The government has encouraged foreign corporations to set up branch plants in the Netherlands and to establish joint ventures with Dutch companies in order to benefit from the introduction of new production techniques and improved methods of management that outside firms often bring. The government does not discriminate between foreign and domestic companies; foreign entrepreneurs have the same business privileges and obligations as Dutch businessmen. As a result, foreign companies operate in virtually all industries, including high-technology electronics, chemicals, metals, electrical equipment, textiles, and food processing.

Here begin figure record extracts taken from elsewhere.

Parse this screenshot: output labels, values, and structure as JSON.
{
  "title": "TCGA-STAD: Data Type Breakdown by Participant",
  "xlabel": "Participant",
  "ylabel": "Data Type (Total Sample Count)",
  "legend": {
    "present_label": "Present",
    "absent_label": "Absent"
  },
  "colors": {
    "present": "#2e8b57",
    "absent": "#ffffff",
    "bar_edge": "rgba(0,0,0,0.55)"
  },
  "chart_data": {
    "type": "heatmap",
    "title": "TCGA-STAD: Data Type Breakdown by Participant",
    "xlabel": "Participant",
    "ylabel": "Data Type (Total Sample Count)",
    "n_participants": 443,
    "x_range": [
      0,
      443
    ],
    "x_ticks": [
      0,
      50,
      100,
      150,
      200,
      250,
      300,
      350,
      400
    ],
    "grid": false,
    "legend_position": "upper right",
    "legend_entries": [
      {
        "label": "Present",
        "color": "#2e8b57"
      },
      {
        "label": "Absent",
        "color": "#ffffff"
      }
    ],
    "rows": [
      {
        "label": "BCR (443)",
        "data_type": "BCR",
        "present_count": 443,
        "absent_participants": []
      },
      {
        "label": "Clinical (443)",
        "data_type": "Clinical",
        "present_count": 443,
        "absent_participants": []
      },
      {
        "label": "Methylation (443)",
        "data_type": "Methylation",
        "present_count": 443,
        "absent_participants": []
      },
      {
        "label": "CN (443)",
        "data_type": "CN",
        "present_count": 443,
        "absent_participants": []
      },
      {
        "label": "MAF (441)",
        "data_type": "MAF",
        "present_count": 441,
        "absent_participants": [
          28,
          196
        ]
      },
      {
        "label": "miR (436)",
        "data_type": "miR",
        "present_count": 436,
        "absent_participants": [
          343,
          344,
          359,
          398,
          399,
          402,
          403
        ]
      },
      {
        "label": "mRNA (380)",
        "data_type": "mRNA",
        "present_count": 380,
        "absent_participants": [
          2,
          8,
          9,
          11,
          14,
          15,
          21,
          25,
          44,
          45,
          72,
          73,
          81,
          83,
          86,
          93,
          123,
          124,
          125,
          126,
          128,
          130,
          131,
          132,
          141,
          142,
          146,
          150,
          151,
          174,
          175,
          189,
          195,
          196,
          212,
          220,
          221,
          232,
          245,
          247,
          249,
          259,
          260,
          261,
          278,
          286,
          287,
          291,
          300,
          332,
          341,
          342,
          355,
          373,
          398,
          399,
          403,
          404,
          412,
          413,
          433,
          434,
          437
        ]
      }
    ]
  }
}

Annual foreign direct investment (FDI) inflows were $11 billion in 1997, down from $16.6 billion in 1996, but then soared to $37.6 billion in 1998. The peak was reached in 2000 and 2001,when total inflows reached $52 billion and $50 billion, respectively. However, in 2002, FDI inflow fell to an estimated $30 billion. In 2002, Germany replaced the United States as the main source of FDI inflow. By 2001, the total stock of FDI had reached about $321 billion. The major holders were the United States (24%), the United Kingdom (16%), and Belgium (14%).
The leading destinations of inward FDI have been the mining, quarrying and petroleum sectors.
By 2001, outward FDI stock held by investors from the Netherlands totaled about $370 billion. The leading destinations of outward FDI from the Netherlands have been the United States (27%), Belgium (11%), and the United Kingdom (8%). The leading sector of outward investment has been the financial sector.